To answer your question: My music and science preoccupations seemed to work in blissful harmony within the boundaries of The American Analog Set. This may be a topic for another interview altogether. I can draw parallels all night…some profound and some barely interesting. Advancements in molecular biology in the late ‘70s and ‘80s were to biology what digital technology and non-linear recording were to music in the ‘90s and early 2000s. My love of recording music and my appreciation for the methods of science have a lot of overlap.

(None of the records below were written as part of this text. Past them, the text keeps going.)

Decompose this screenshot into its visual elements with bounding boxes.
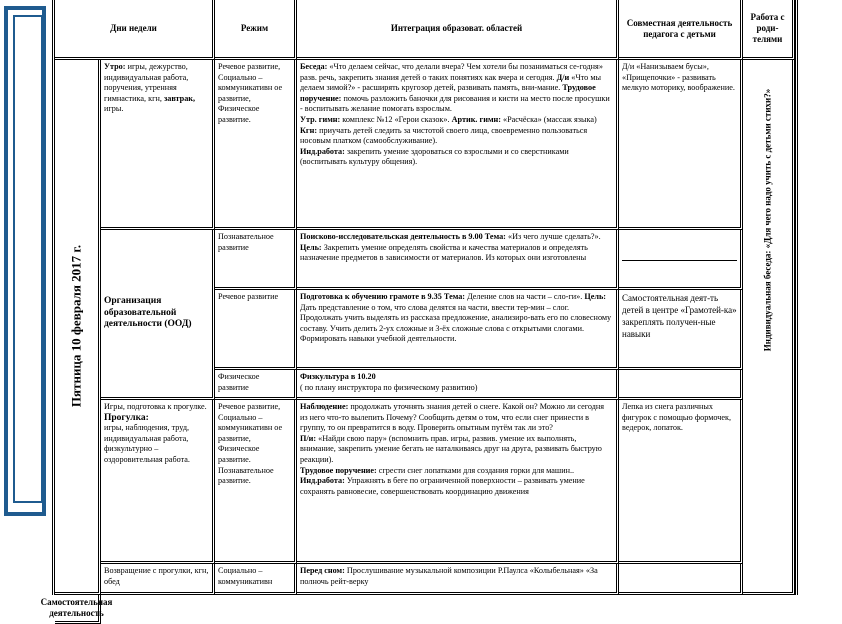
text: сгрести снег лопатками для создания горки для машин.. xyxy=(376,465,575,475)
areas-return: Социально – коммуникативн xyxy=(215,564,297,595)
label: Беседа: xyxy=(300,62,328,71)
decorative-frame-inner xyxy=(13,15,43,503)
label: Кгн: xyxy=(300,125,318,135)
text: Прослушивание музыкальной композиции Р.Паулса «Колыбельная» «За полночь рейт-верку xyxy=(300,566,598,586)
label: Инд.работа: xyxy=(300,146,345,156)
areas-ood-2: Речевое развитие xyxy=(215,290,297,370)
individual-talk: Индивидуальная беседа: «Для чего надо учить с детьми стихи?» xyxy=(762,88,773,352)
header-joint: Совместная деятельность педагога с детьми xyxy=(619,0,743,60)
text: Упражнять в беге по ограниченной поверхности – развивать умение сохранять равновесие, совершенствовать координацию движения xyxy=(300,476,585,496)
text: «Из чего лучше сделать?». xyxy=(505,232,601,241)
text: «Что мы делаем зимой?» - расширять кругозор детей, развивать память, вни-мание. xyxy=(300,72,602,93)
regime-morning xyxy=(101,60,215,230)
text: приучать детей следить за чистотой своего лица, своевременно пользоваться носовым платком (самообслуживание). xyxy=(300,125,588,146)
joint-return xyxy=(297,564,619,595)
independent-return xyxy=(619,564,743,595)
label: Наблюдение: xyxy=(300,402,349,411)
label: Артик. гимн: xyxy=(451,114,501,124)
text: «Что делаем сейчас, что делали вчера? Чем хотели бы позаниматься се-годня» разв. речь, закрепить знания детей о таких понятиях как вчера и сегодня. xyxy=(300,62,603,82)
joint-morning xyxy=(297,60,619,230)
header-regime: Режим xyxy=(215,0,297,60)
text: закрепить умение здороваться со взрослыми и со сверстниками (воспитывать культуру общения). xyxy=(300,146,569,167)
joint-ood-3 xyxy=(297,370,619,400)
label: Подготовка к обучению грамоте в 9.35 Тема: xyxy=(300,292,466,301)
joint-ood-1 xyxy=(297,230,619,290)
text: ( по плану инструктора по физическому развитию) xyxy=(300,382,478,392)
label: Цель: xyxy=(584,292,607,301)
joint-ood-2 xyxy=(297,290,619,370)
areas-ood-1: Познавательное развитие xyxy=(215,230,297,290)
text: Деление слов на части – сло-ги». xyxy=(465,292,585,301)
label: Д/и xyxy=(556,72,570,82)
regime-text: игры. xyxy=(104,104,124,114)
label: П/и: xyxy=(300,433,317,443)
areas-ood-3: Физическое развитие xyxy=(215,370,297,400)
individual-talk-cell xyxy=(743,60,795,595)
joint-walk xyxy=(297,400,619,564)
header-days: Дни недели xyxy=(55,0,215,60)
areas-walk: Речевое развитие, Социально – коммуникативн ое развитие, Физическое развитие. Познавательное развитие. xyxy=(215,400,297,564)
text: помочь разложить баночки для рисования и кисти на место после просушки - воспитывать желание помогать взрослым. xyxy=(300,93,610,114)
independent-ood-2: Самостоятельная деят-ть детей в центре «Грамотей-ка» закреплять получен-ные навыки xyxy=(619,290,743,370)
independent-ood-3 xyxy=(619,370,743,400)
label: Цель: xyxy=(300,242,322,252)
regime-ood: Организация образовательной деятельности (ООД) xyxy=(101,230,215,400)
label: Физкультура в 10.20 xyxy=(300,372,376,381)
regime-label: завтрак, xyxy=(163,93,196,103)
text: «Расчёска» (массаж языка) xyxy=(500,114,597,124)
regime-walk xyxy=(101,400,215,564)
text: комплекс №12 «Герои сказок». xyxy=(340,114,452,124)
regime-text: игры, наблюдения, труд, индивидуальная работа, физкультурно – оздоровительная работа. xyxy=(104,423,190,464)
regime-return: Возвращение с прогулки, кгн, обед xyxy=(101,564,215,595)
text: продолжать уточнять знания детей о снеге. Какой он? Можно ли сегодня из него что-то вылепить Почему? Сообщить детям о том, что если снег принести в группу, то он превратится в воду. Проверить опытным путём так ли это? xyxy=(300,402,605,433)
header-independent: Самостоятельная деятельность xyxy=(55,595,101,624)
independent-walk: Лепка из снега различных фигурок с помощью формочек, ведерок, лопаток. xyxy=(619,400,743,564)
independent-morning: Д/и «Нанизываем бусы», «Прищепочки» - развивать мелкую моторику, воображение. xyxy=(619,60,743,230)
label: Инд.работа: xyxy=(300,476,345,486)
label: Трудовое поручение: xyxy=(300,83,596,103)
text: Дать представление о том, что слова делятся на части, ввести тер-мин – слог. Продолжать учить выделять из рассказа предложение, анализиро-вать его по словесному составу. Учить делить 2-ух сложные и 3-ёх сложные слова с открытыми слогами. Формировать навыки учебной деятельности. xyxy=(300,302,612,344)
text: «Найди свою пару» (вспомнить прав. игры, развив. умение их выполнять, внимание, закрепить умение бегать не наталкиваясь друг на друга, развивать быструю реакции). xyxy=(300,433,602,464)
label: Утр. гимн: xyxy=(300,114,341,124)
regime-text: Игры, подготовка к прогулке. xyxy=(104,402,207,411)
header-integration: Интеграция образоват. областей xyxy=(297,0,619,60)
header-parents: Работа с роди-телями xyxy=(743,0,795,60)
label: Перед сном: xyxy=(300,566,345,575)
areas-morning: Речевое развитие, Социально – коммуникативн ое развитие, Физическое развитие. xyxy=(215,60,297,230)
date-label: Пятница 10 февраля 2017 г. xyxy=(68,244,84,408)
schedule-table xyxy=(40,0,798,618)
regime-label: Утро: xyxy=(104,62,126,71)
date-cell xyxy=(55,60,101,595)
regime-label: Прогулка: xyxy=(104,412,149,423)
independent-ood-1 xyxy=(619,230,743,290)
regime-text: игры, дежурство, индивидуальная работа, поручения, утренняя гимнастика, кгн, xyxy=(104,62,189,103)
label: Трудовое поручение: xyxy=(300,465,377,475)
text: Закрепить умение определять свойства и качества материалов и определять назначение предметов в зависимости от материалов. Из которых они изготовлены xyxy=(300,242,588,263)
label: Поисково-исследовательская деятельность в 9.00 Тема: xyxy=(300,232,506,241)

CRANE SONG PHOENIX VS MCDSP ANALONG CHANNEL FULL
I was working on a Biochemistry PhD at Columbia when I decided to leave and make Set Free, the last AmAnSet full length. you were pursuing, and do you feel that experience fed into your songwriting? How? Either something is there because it’s crucial, or it’s not.
You really have to have your shit together to pull off an album with just 8 channels to work with. Also, I hadn’t made a true 8-track record since The Golden Band in 1999 and I missed that process. I guess there were always songs that didn’t make sense as AmAnSet songs, and over time I realized they had a lot in common with one another. This project has been in the back of my mind for a while. How did The Wooden Birds begin? How long have these songs been cooking? Did you always know these songs were not AmAnSet songs? But I gained my enchilada weight when I came back to Austin for sure. Brooklyn is the land of the proper cheese slice and I’m sure missing that now. I know it’s simple but it’s my favorite and it doesn’t really exist in Brooklyn. I also missed Mexican food, or Tex-Mex I should say. We’re just older and we have a lot going on in our lives. We hang out now and almost never talk about music.
Ok, maybe we haven’t all been there, but that’s where The American Analog Set’s Andrew Kenny has been, and now he’s back, a in Texas and on the indie music scene, with Magnolia, the debut release from his new band, The Wooden Birds.Īndrew Kenny: I missed my friends the most. We’ve all been there: you’re the frontman for a popular indie rock act, but you leave your beloved home state of Texas to pursue a PhD in Biochemistry at Columbia.